Le gouffre qui sépare les revenus des actionnaires et des salariés n’en est que plus frappant : quand les dividendes augmentent de 32,7 %, les salaires ne progressent que de 3,8 % (deux fois moins vite que l’inflation). Cette situation est d’autant plus insupportable quand notre pays compte plus de 10 millions de personnes en dessous du seuil de pauvreté.

Quand nous avons défendu le principe d’une taxation des profiteurs de crise pour la première fois en plein cœur de la pandémie, à l’Assemblée nationale comme au Parlement européen, cette proposition a d’abord été taxée de démagogique. Mais depuis, un consensus global s’est établi : la bataille culturelle est en passe d’être gagnée. L’ONU et le FMI la défendent. Les économistes du monde entier aussi, à l’instar de la Prix Nobel d’économie Esther Duflo. Même la Commission européenne, jusqu’alors hostile à une mise à contribution des grandes entreprises, ouvre la porte devant la liste de plus en plus longue des Etats européens qui la mettent en place : Espagne, Allemagne, Grèce, Pays-Bas, Roumanie, Hongrie, Belgique…

Dans ce contexte, la France ne peut rester la seule «Gauloise réfractaire». 60 % des Français la réclament, près de 130 000 personnes ont déjà signé la pétition initiée par La France insoumise, la majorité présidentielle se craquelle sur le sujet, et le gouvernement ne ferme plus aussi catégoriquement la porte.

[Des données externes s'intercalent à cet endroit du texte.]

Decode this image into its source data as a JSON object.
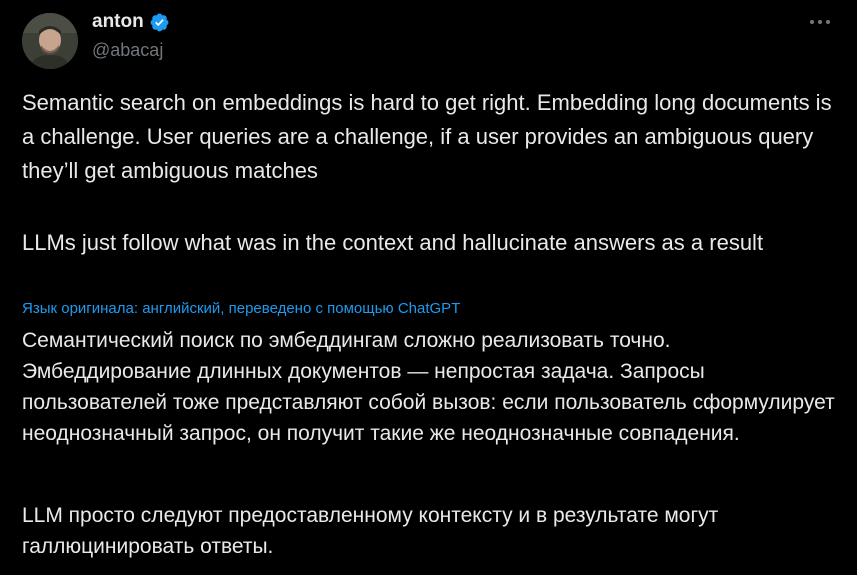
{
  "author": {
    "display_name": "anton",
    "handle": "@abacaj",
    "verified": true,
    "avatar_icon": "person-avatar"
  },
  "menu": {
    "more_icon": "more-horizontal-icon"
  },
  "tweet": {
    "paragraphs": [
      "Semantic search on embeddings is hard to get right. Embedding long documents is a challenge. User queries are a challenge, if a user provides an ambiguous query they’ll get ambiguous matches",
      "LLMs just follow what was in the context and hallucinate answers as a result"
    ]
  },
  "translation": {
    "note": "Язык оригинала: английский, переведено с помощью ChatGPT",
    "paragraphs": [
      "Семантический поиск по эмбеддингам сложно реализовать точно. Эмбеддирование длинных документов — непростая задача. Запросы пользователей тоже представляют собой вызов: если пользователь сформулирует неоднозначный запрос, он получит такие же неоднозначные совпадения.",
      "LLM просто следуют предоставленному контексту и в результате могут галлюцинировать ответы."
    ]
  },
  "colors": {
    "background": "#000000",
    "text": "#e7e9ea",
    "secondary_text": "#71767b",
    "link": "#1d9bf0",
    "verified_badge": "#1d9bf0"
  }
}
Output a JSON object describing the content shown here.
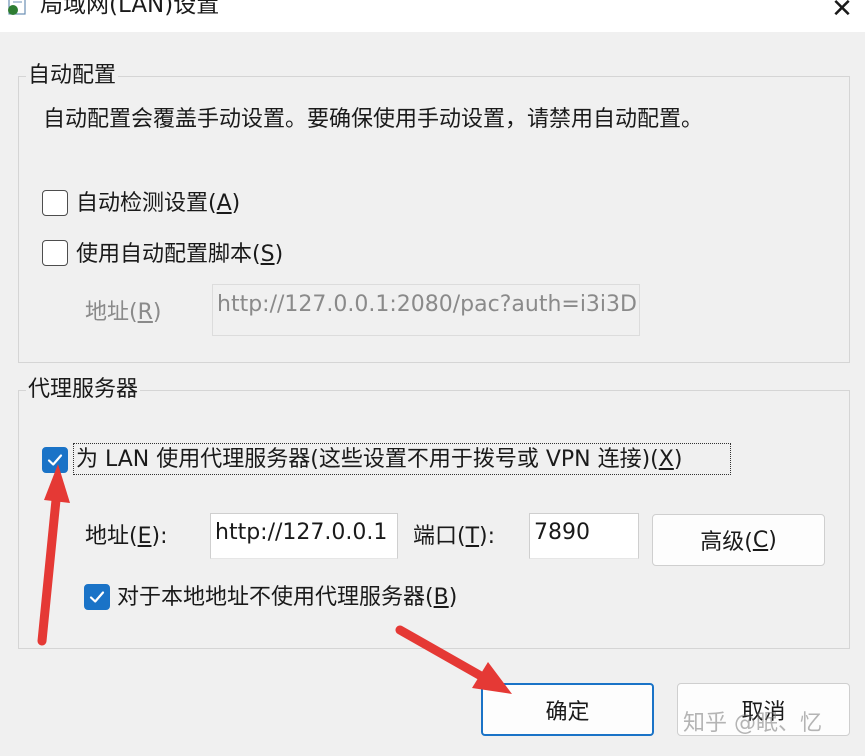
{
  "window": {
    "title": "局域网(LAN)设置",
    "close_icon": "close-icon"
  },
  "auto_config": {
    "group_label": "自动配置",
    "description": "自动配置会覆盖手动设置。要确保使用手动设置，请禁用自动配置。",
    "auto_detect": {
      "label_prefix": "自动检测设置(",
      "mnemonic": "A",
      "label_suffix": ")",
      "checked": false
    },
    "use_script": {
      "label_prefix": "使用自动配置脚本(",
      "mnemonic": "S",
      "label_suffix": ")",
      "checked": false
    },
    "address_label_prefix": "地址(",
    "address_mnemonic": "R",
    "address_label_suffix": ")",
    "address_value": "http://127.0.0.1:2080/pac?auth=i3i3D"
  },
  "proxy": {
    "group_label": "代理服务器",
    "use_proxy": {
      "label_prefix": "为 LAN 使用代理服务器(这些设置不用于拨号或 VPN 连接)(",
      "mnemonic": "X",
      "label_suffix": ")",
      "checked": true
    },
    "address_label_prefix": "地址(",
    "address_mnemonic": "E",
    "address_label_suffix": "):",
    "address_value": "http://127.0.0.1",
    "port_label_prefix": "端口(",
    "port_mnemonic": "T",
    "port_label_suffix": "):",
    "port_value": "7890",
    "advanced_prefix": "高级(",
    "advanced_mnemonic": "C",
    "advanced_suffix": ")",
    "bypass_local": {
      "label_prefix": "对于本地地址不使用代理服务器(",
      "mnemonic": "B",
      "label_suffix": ")",
      "checked": true
    }
  },
  "buttons": {
    "ok": "确定",
    "cancel": "取消"
  },
  "watermark": "知乎 @眠、忆",
  "colors": {
    "accent": "#1a73c7",
    "annotation_arrow": "#e53935"
  }
}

La communication du camp Macron, réduite à épuiser le dictionnaire des synonymes pour éviter de recourir de près ou de loin les termes «taxe» et «superprofits», cache d’ailleurs une défaite culturelle cinglante. Plus de la moitié de ses électeurs souhaitent eux-mêmes une mise à contribution des profiteurs de crise.

La question n’est donc plus de savoir si la France va mettre en place une taxation des superprofits mais selon quelles modalités. En effet, l’expérience de nos voisins européens démontre qu’une telle taxation peut être plus ou moins efficace pour récupérer les «bénéfices indus» réalisés par les grandes entreprises.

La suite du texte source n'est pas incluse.